Depois do natal, resolvi antecipar minha volta a Campinas. Estava angustiada, impaciente com o comportamento estranho de Clara. Precisava vê-la, sentir o que acontecia de fato, resolver aquela situação desconfortável, pelo menos para mim.
Fui do aeroporto direto para o Colors, tentei avisar a Clara sobre minha chegada, mas seu celular estava desligado, e ninguém atendia no bar. Chegando ao bar, um dos funcionários relatou que acabara de abrir o local, informou que Clara ainda estava em casa, abriu o portão para que eu subisse, subi com um sentimento estranho no meu coração, encontrei a porta destrancada, entrei pisando leve, no estúdio não vi ninguém:
-- Clara? – Chamei.
Da varanda uma mulher surgiu, vestindo a minha camiseta da universidade de Oxford, tragando um cigarro. Meu coração acelerou, apertei os olhos como se duvidasse do que os meus olhos viam. A mulher se aproximou e perguntou:
-- Você é a Isabela?
Antes que eu respondesse, a voz de Clara vinda do banheiro me surpreendeu:
-- Isabela? O que você faz aqui?
Olhei para Clara com os olhos marejados, tomada por um sentimento odioso.

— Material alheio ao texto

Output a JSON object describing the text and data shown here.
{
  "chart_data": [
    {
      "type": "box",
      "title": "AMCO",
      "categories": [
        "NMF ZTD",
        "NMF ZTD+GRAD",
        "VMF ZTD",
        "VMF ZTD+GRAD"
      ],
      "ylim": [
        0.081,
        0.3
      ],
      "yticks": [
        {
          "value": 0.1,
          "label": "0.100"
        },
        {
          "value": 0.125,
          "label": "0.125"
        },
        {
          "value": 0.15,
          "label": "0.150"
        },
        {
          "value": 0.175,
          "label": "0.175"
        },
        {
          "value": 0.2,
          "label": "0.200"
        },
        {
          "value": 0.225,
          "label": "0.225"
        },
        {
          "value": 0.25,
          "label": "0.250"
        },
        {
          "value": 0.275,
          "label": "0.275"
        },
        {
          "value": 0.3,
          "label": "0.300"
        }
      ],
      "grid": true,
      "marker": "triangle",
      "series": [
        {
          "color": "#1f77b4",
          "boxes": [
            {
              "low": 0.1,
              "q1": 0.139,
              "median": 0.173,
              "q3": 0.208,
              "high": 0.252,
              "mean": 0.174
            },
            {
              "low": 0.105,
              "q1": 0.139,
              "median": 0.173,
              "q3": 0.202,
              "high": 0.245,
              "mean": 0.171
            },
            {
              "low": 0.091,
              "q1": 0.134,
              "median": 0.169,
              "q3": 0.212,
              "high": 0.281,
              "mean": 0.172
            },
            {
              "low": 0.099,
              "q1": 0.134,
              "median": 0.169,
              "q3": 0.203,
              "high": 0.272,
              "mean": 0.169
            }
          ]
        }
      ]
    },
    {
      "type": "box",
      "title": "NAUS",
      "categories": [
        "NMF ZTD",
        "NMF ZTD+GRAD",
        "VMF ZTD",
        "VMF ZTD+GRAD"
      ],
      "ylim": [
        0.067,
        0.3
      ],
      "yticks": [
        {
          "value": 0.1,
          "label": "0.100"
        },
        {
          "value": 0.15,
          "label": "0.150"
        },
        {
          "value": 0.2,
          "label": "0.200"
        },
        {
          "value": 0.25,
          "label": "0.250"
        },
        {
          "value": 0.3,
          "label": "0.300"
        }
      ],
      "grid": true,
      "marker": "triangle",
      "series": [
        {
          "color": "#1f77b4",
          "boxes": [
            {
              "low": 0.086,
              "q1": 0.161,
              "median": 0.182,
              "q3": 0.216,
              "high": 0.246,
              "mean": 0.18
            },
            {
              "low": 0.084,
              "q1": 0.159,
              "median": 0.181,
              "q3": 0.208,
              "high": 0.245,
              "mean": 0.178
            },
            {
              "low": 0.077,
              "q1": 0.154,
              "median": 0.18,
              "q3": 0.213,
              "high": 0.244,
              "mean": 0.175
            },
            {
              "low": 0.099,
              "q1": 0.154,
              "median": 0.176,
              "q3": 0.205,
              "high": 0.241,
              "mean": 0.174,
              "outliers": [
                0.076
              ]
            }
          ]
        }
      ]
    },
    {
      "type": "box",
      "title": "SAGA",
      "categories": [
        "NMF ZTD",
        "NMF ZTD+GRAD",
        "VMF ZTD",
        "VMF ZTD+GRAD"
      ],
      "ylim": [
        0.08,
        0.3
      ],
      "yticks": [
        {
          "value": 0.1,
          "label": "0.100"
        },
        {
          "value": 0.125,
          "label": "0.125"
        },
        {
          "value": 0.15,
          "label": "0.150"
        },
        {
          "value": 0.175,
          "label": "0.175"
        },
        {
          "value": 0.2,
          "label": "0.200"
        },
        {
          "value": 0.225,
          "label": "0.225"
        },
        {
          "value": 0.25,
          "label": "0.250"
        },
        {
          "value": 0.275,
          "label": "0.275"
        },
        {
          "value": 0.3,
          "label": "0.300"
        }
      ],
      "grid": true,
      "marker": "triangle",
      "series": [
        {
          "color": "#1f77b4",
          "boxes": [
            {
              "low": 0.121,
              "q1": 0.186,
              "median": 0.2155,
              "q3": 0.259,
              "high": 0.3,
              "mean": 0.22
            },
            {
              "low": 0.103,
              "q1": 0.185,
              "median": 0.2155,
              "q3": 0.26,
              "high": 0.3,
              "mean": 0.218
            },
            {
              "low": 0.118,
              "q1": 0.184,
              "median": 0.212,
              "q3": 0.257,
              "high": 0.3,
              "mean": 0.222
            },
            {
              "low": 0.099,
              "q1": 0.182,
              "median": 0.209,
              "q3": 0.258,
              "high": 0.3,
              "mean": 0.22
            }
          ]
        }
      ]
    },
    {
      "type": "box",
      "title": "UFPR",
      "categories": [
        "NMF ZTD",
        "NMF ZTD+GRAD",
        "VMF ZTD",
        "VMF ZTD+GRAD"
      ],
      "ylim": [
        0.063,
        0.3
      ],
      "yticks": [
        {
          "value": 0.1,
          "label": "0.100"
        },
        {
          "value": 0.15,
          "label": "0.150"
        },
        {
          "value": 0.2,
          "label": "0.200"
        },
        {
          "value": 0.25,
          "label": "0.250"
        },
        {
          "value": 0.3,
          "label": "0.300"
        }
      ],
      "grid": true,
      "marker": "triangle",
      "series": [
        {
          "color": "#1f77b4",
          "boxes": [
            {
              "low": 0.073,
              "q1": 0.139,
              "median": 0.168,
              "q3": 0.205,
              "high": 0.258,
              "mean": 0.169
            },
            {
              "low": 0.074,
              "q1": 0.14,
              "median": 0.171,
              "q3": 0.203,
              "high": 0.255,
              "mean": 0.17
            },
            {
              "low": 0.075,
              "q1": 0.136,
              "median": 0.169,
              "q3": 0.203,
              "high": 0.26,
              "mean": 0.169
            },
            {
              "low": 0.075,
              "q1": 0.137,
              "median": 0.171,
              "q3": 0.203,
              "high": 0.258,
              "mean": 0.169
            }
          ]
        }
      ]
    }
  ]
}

-- Então ela é mesmo a Isabela, muito bonita mesmo Clara.
-- Cala a boca Roberta! Você nem devia estar aqui, pedi que você fosse embora.
Não podia acreditar, era a própria, a ex de Clara. As duas discutiam, mas, eu sequer prestava atenção no teor da discussão, encontrar Roberta naquela situação depois de atestar o comportamento estranho de Clara, deu-me a conclusão desagradável que minha preocupação tinha fundamento. Não toleraria traição, meu primeiro amor teve o início de sua destruição com uma atitude dessa de Suzana, não toleraria também de Clara.
-- Isa não é nada disso que você está pensando... A Roberta não tinha onde ficar e não me avisou nada, mas ela já está de saída não é Roberta?
-- É... – A morena falou desconfiada.
Ignorei-as dando meia volta caminhando em direção à porta quando Clara segurou meu braço.
-- Isa espera...
-- Larga meu braço, eu não preciso passar por isso.
-- Isa não vá embora, escute-me, vamos conversar.
Desvencilhei-me da mão de Clara e saí do loft disposta a nunca mais encontrá-la. Não nego que doeu muito experimentar novamente a sensação de ter sido enganada, traída. O sentimento de ter confiado à pessoa errada as expectativas de um novo relacionamento depois da morte de minha mulher despertou a frustração, e me devolveu o luto, aumentando a saudade de Camila, que nunca fora capaz de me magoar dessa forma.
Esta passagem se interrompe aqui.